On the external front, exports rose 0.9% in the fourth quarter, up from Q3’s 0.2% uptick on the back of greater service exports, while imports increased 1.3% (Q3: 0.0% qoq). As a result, the external sector subtracted 0.1 percentage points from growth.
Looking ahead, the evolution of the economy this year hinges on Brexit. While growth in Q1 is likely to be feeble due to crippling uncertainty over the outcome of the process, a deal agreed by the current 29 March departure date would likely unleash pent-up business investment and support private consumption through the rest of the year. Any delay to the departure date, however, would prolong uncertainty in the near-term and depress demand, while a no-deal Brexit would likely bring the economy to a near standstill in 2019.

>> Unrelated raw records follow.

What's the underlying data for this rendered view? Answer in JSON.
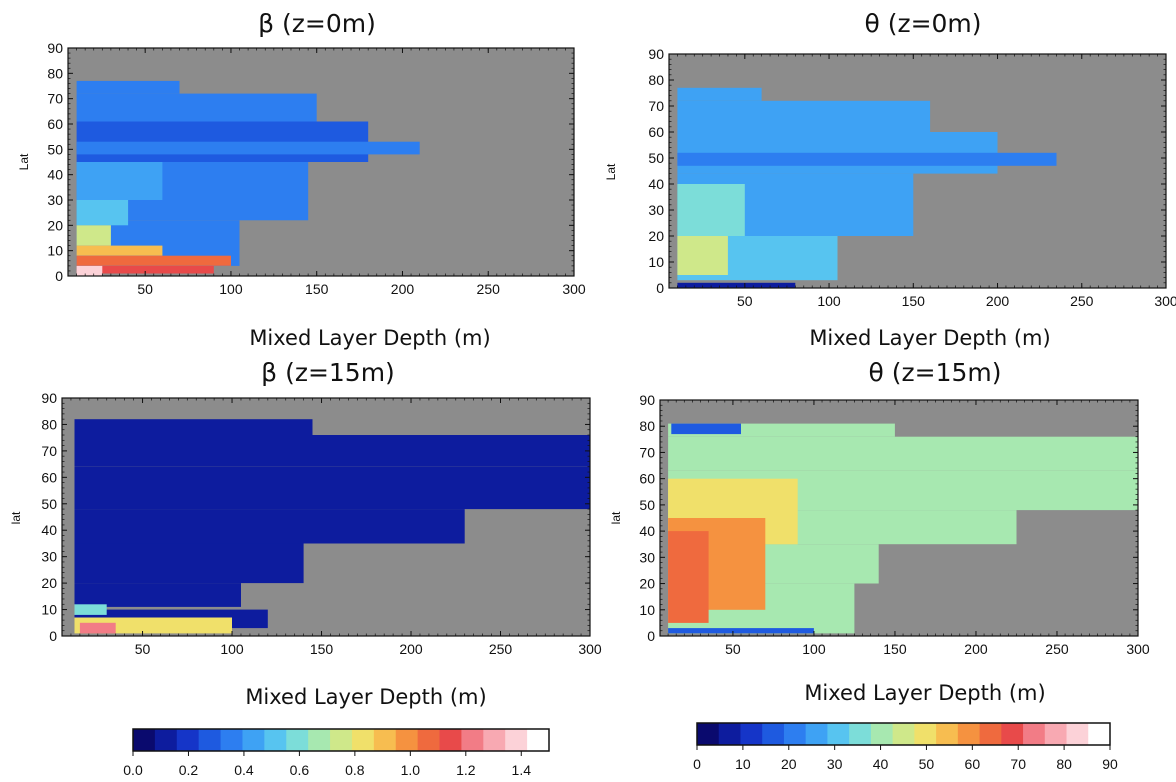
{
  "chart_data": [
    {
      "type": "heatmap",
      "title": "β (z=0m)",
      "xlabel": "Mixed Layer Depth (m)",
      "ylabel": "Lat",
      "xticks": [
        50,
        100,
        150,
        200,
        250,
        300
      ],
      "yticks": [
        0,
        10,
        20,
        30,
        40,
        50,
        60,
        70,
        80,
        90
      ],
      "xlim": [
        5,
        300
      ],
      "ylim": [
        0,
        90
      ],
      "colorbar": "beta",
      "background": "#8c8c8c",
      "regions": [
        {
          "x": [
            10,
            70
          ],
          "y": [
            72,
            77
          ],
          "value": 0.35
        },
        {
          "x": [
            10,
            150
          ],
          "y": [
            61,
            72
          ],
          "value": 0.33
        },
        {
          "x": [
            10,
            180
          ],
          "y": [
            45,
            61
          ],
          "value": 0.3
        },
        {
          "x": [
            10,
            210
          ],
          "y": [
            48,
            53
          ],
          "value": 0.32
        },
        {
          "x": [
            10,
            145
          ],
          "y": [
            22,
            45
          ],
          "value": 0.33
        },
        {
          "x": [
            10,
            105
          ],
          "y": [
            4,
            22
          ],
          "value": 0.38
        },
        {
          "x": [
            10,
            60
          ],
          "y": [
            30,
            45
          ],
          "value": 0.42
        },
        {
          "x": [
            10,
            40
          ],
          "y": [
            20,
            30
          ],
          "value": 0.55
        },
        {
          "x": [
            10,
            30
          ],
          "y": [
            12,
            20
          ],
          "value": 0.75
        },
        {
          "x": [
            10,
            60
          ],
          "y": [
            8,
            12
          ],
          "value": 0.9
        },
        {
          "x": [
            10,
            100
          ],
          "y": [
            4,
            8
          ],
          "value": 1.05
        },
        {
          "x": [
            10,
            90
          ],
          "y": [
            1,
            4
          ],
          "value": 1.15
        },
        {
          "x": [
            10,
            25
          ],
          "y": [
            0,
            4
          ],
          "value": 1.4
        }
      ]
    },
    {
      "type": "heatmap",
      "title": "θ (z=0m)",
      "xlabel": "Mixed Layer Depth (m)",
      "ylabel": "Lat",
      "xticks": [
        50,
        100,
        150,
        200,
        250,
        300
      ],
      "yticks": [
        0,
        10,
        20,
        30,
        40,
        50,
        60,
        70,
        80,
        90
      ],
      "xlim": [
        5,
        300
      ],
      "ylim": [
        0,
        90
      ],
      "colorbar": "theta",
      "background": "#8c8c8c",
      "regions": [
        {
          "x": [
            10,
            60
          ],
          "y": [
            72,
            77
          ],
          "value": 25
        },
        {
          "x": [
            10,
            160
          ],
          "y": [
            60,
            72
          ],
          "value": 25
        },
        {
          "x": [
            10,
            200
          ],
          "y": [
            44,
            60
          ],
          "value": 24
        },
        {
          "x": [
            10,
            235
          ],
          "y": [
            47,
            52
          ],
          "value": 22
        },
        {
          "x": [
            10,
            150
          ],
          "y": [
            20,
            44
          ],
          "value": 27
        },
        {
          "x": [
            10,
            105
          ],
          "y": [
            3,
            20
          ],
          "value": 32
        },
        {
          "x": [
            10,
            50
          ],
          "y": [
            20,
            40
          ],
          "value": 36
        },
        {
          "x": [
            10,
            40
          ],
          "y": [
            5,
            20
          ],
          "value": 44
        },
        {
          "x": [
            10,
            80
          ],
          "y": [
            0,
            2
          ],
          "value": 8
        }
      ]
    },
    {
      "type": "heatmap",
      "title": "β (z=15m)",
      "xlabel": "Mixed Layer Depth (m)",
      "ylabel": "lat",
      "xticks": [
        50,
        100,
        150,
        200,
        250,
        300
      ],
      "yticks": [
        0,
        10,
        20,
        30,
        40,
        50,
        60,
        70,
        80,
        90
      ],
      "xlim": [
        5,
        300
      ],
      "ylim": [
        0,
        90
      ],
      "colorbar": "beta",
      "background": "#8c8c8c",
      "regions": [
        {
          "x": [
            12,
            145
          ],
          "y": [
            76,
            82
          ],
          "value": 0.08
        },
        {
          "x": [
            12,
            300
          ],
          "y": [
            64,
            76
          ],
          "value": 0.09
        },
        {
          "x": [
            12,
            300
          ],
          "y": [
            48,
            64
          ],
          "value": 0.1
        },
        {
          "x": [
            12,
            230
          ],
          "y": [
            35,
            48
          ],
          "value": 0.1
        },
        {
          "x": [
            12,
            140
          ],
          "y": [
            20,
            35
          ],
          "value": 0.1
        },
        {
          "x": [
            12,
            105
          ],
          "y": [
            11,
            20
          ],
          "value": 0.11
        },
        {
          "x": [
            12,
            120
          ],
          "y": [
            3,
            10
          ],
          "value": 0.12
        },
        {
          "x": [
            12,
            30
          ],
          "y": [
            8,
            12
          ],
          "value": 0.6
        },
        {
          "x": [
            12,
            100
          ],
          "y": [
            1,
            7
          ],
          "value": 0.8
        },
        {
          "x": [
            15,
            35
          ],
          "y": [
            1,
            5
          ],
          "value": 1.2
        }
      ]
    },
    {
      "type": "heatmap",
      "title": "θ (z=15m)",
      "xlabel": "Mixed Layer Depth (m)",
      "ylabel": "lat",
      "xticks": [
        50,
        100,
        150,
        200,
        250,
        300
      ],
      "yticks": [
        0,
        10,
        20,
        30,
        40,
        50,
        60,
        70,
        80,
        90
      ],
      "xlim": [
        5,
        300
      ],
      "ylim": [
        0,
        90
      ],
      "colorbar": "theta",
      "background": "#8c8c8c",
      "regions": [
        {
          "x": [
            10,
            150
          ],
          "y": [
            76,
            81
          ],
          "value": 38
        },
        {
          "x": [
            10,
            300
          ],
          "y": [
            63,
            76
          ],
          "value": 38
        },
        {
          "x": [
            10,
            300
          ],
          "y": [
            48,
            63
          ],
          "value": 39
        },
        {
          "x": [
            10,
            225
          ],
          "y": [
            35,
            48
          ],
          "value": 39
        },
        {
          "x": [
            10,
            140
          ],
          "y": [
            20,
            35
          ],
          "value": 40
        },
        {
          "x": [
            10,
            125
          ],
          "y": [
            1,
            20
          ],
          "value": 42
        },
        {
          "x": [
            10,
            90
          ],
          "y": [
            35,
            60
          ],
          "value": 52
        },
        {
          "x": [
            10,
            70
          ],
          "y": [
            10,
            45
          ],
          "value": 58
        },
        {
          "x": [
            10,
            35
          ],
          "y": [
            5,
            40
          ],
          "value": 65
        },
        {
          "x": [
            10,
            100
          ],
          "y": [
            1,
            3
          ],
          "value": 15
        },
        {
          "x": [
            12,
            55
          ],
          "y": [
            77,
            81
          ],
          "value": 15
        }
      ]
    }
  ],
  "colorbars": {
    "beta": {
      "ticks": [
        "0.0",
        "0.2",
        "0.4",
        "0.6",
        "0.8",
        "1.0",
        "1.2",
        "1.4"
      ],
      "range": [
        0,
        1.5
      ]
    },
    "theta": {
      "ticks": [
        "0",
        "10",
        "20",
        "30",
        "40",
        "50",
        "60",
        "70",
        "80",
        "90"
      ],
      "range": [
        0,
        90
      ]
    }
  },
  "palette": [
    "#0a0a6e",
    "#0d1c9e",
    "#1535c8",
    "#1e5ae0",
    "#2d7ef0",
    "#3ea2f4",
    "#57c4f0",
    "#7cddd9",
    "#a7e8b0",
    "#cfe88a",
    "#f0e06a",
    "#f7bd50",
    "#f59240",
    "#ef6a3e",
    "#e84a4a",
    "#f27c86",
    "#f8a9b2",
    "#fcd2d8",
    "#ffffff"
  ]
}
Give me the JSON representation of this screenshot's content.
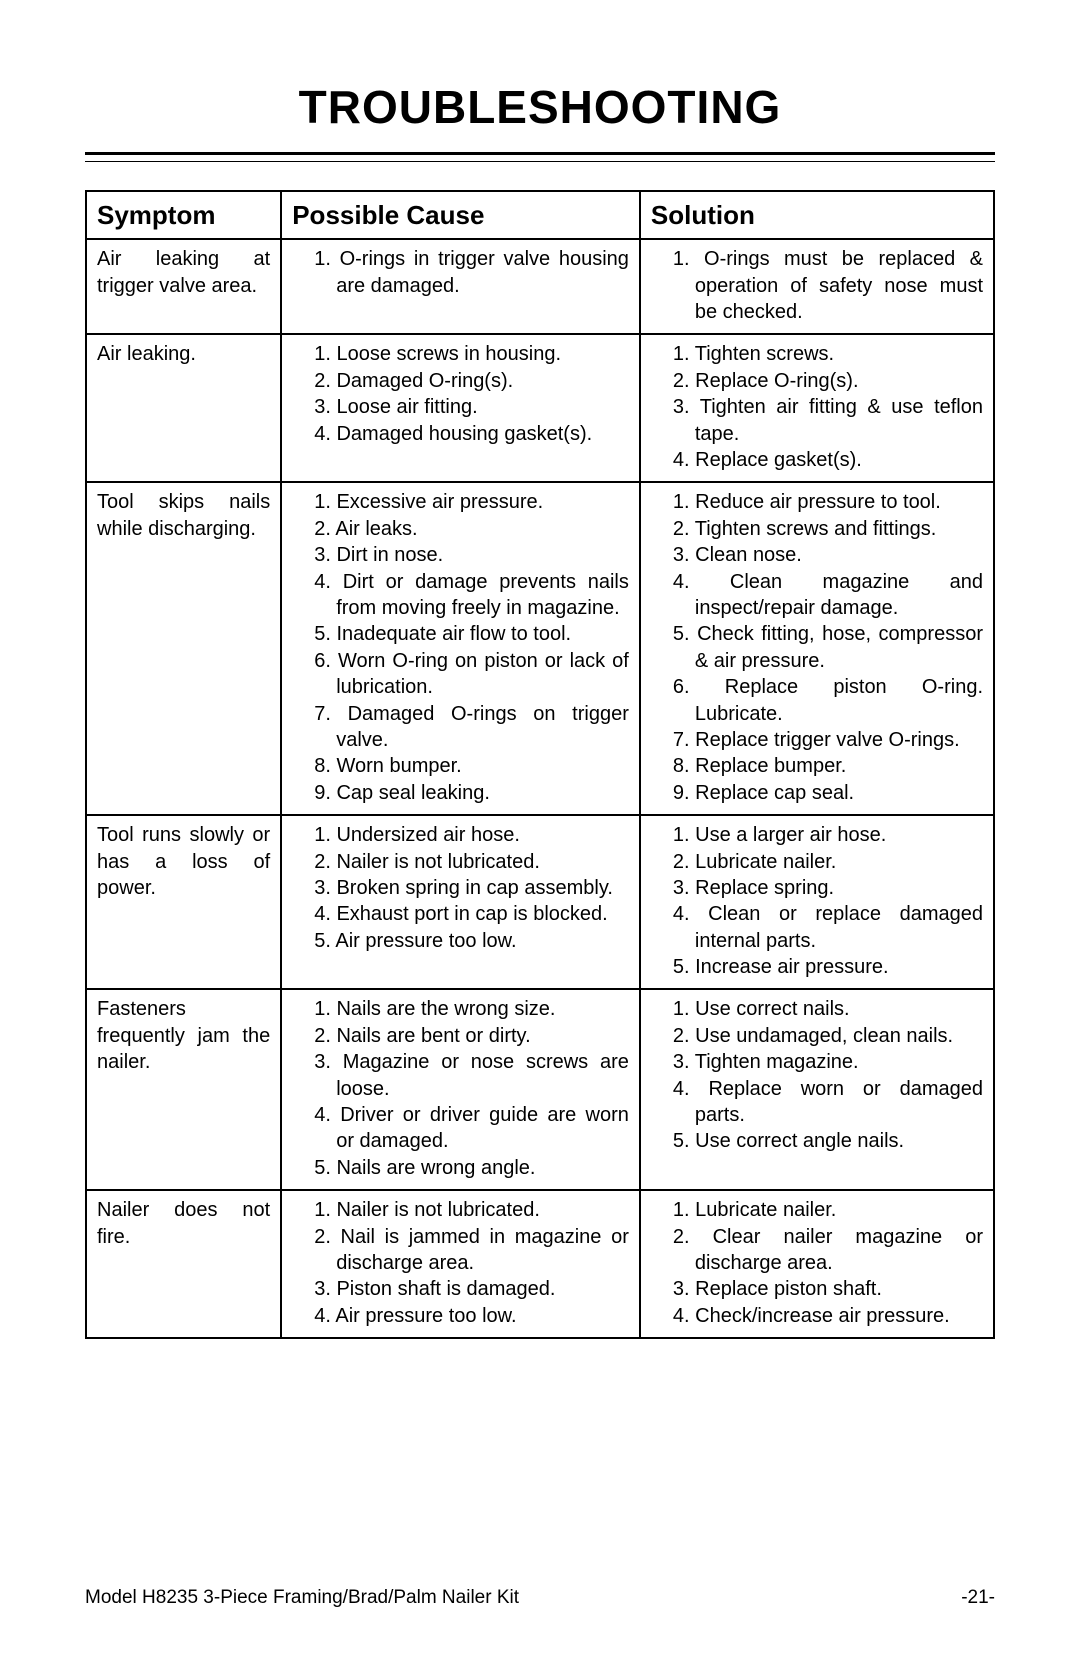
{
  "title": "TROUBLESHOOTING",
  "columns": [
    "Symptom",
    "Possible Cause",
    "Solution"
  ],
  "rows": [
    {
      "symptom": "Air leaking at trigger valve area.",
      "causes": [
        "O-rings in trigger valve housing are damaged."
      ],
      "solutions": [
        "O-rings must be replaced & operation of safety nose must be checked."
      ]
    },
    {
      "symptom": "Air leaking.",
      "causes": [
        "Loose screws in housing.",
        "Damaged O-ring(s).",
        "Loose air fitting.",
        "Damaged housing gasket(s)."
      ],
      "solutions": [
        "Tighten screws.",
        "Replace O-ring(s).",
        "Tighten air fitting & use teflon tape.",
        "Replace gasket(s)."
      ]
    },
    {
      "symptom": "Tool skips nails while discharging.",
      "causes": [
        "Excessive air pressure.",
        "Air leaks.",
        "Dirt in nose.",
        "Dirt or damage prevents nails from moving freely in magazine.",
        "Inadequate air flow to tool.",
        "Worn O-ring on piston or lack of lubrication.",
        "Damaged O-rings on trigger valve.",
        "Worn bumper.",
        "Cap seal leaking."
      ],
      "solutions": [
        "Reduce air pressure to tool.",
        "Tighten screws and fittings.",
        "Clean nose.",
        "Clean magazine and inspect/repair damage.",
        "Check fitting, hose, compressor & air pressure.",
        "Replace piston O-ring. Lubricate.",
        "Replace trigger valve O-rings.",
        "Replace bumper.",
        "Replace cap seal."
      ]
    },
    {
      "symptom": "Tool runs slowly or has a loss of power.",
      "causes": [
        "Undersized air hose.",
        "Nailer is not lubricated.",
        "Broken spring in cap assembly.",
        "Exhaust port in cap is blocked.",
        "Air pressure too low."
      ],
      "solutions": [
        "Use a larger air hose.",
        "Lubricate nailer.",
        "Replace spring.",
        "Clean or replace damaged internal parts.",
        "Increase air pressure."
      ]
    },
    {
      "symptom": "Fasteners frequently jam the nailer.",
      "causes": [
        "Nails are the wrong size.",
        "Nails are bent or dirty.",
        "Magazine or nose screws are loose.",
        "Driver or driver guide are worn or damaged.",
        "Nails are wrong angle."
      ],
      "solutions": [
        "Use correct nails.",
        "Use undamaged, clean nails.",
        "Tighten magazine.",
        "Replace worn or damaged parts.",
        "Use correct angle nails."
      ]
    },
    {
      "symptom": "Nailer does not fire.",
      "causes": [
        "Nailer is not lubricated.",
        "Nail is jammed in magazine or discharge area.",
        "Piston shaft is damaged.",
        "Air pressure too low."
      ],
      "solutions": [
        "Lubricate nailer.",
        "Clear nailer magazine or discharge area.",
        "Replace piston shaft.",
        "Check/increase air pressure."
      ]
    }
  ],
  "footer_left": "Model H8235  3-Piece Framing/Brad/Palm Nailer Kit",
  "footer_right": "-21-"
}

On the implications for monetary policy, James Smith, an economist at ING, commented: “With a growing risk that we may not know whether 'no deal' has been averted until much closer to the 29 March deadline, the UK economy faces a challenging few weeks. The chances of a rate hike from the Bank of England this year are receding.”
UK GDP Forecast
In its February inflation report, the Central Bank downgraded its GDP forecasts for this year and next, and now expects growth of 1.2% and 1.5% respectively. FocusEconomics panelists project that GDP will expand 1.4% in 2019, which is down 0.1 percentage points from last month’s forecast, and 1.5% in 2020.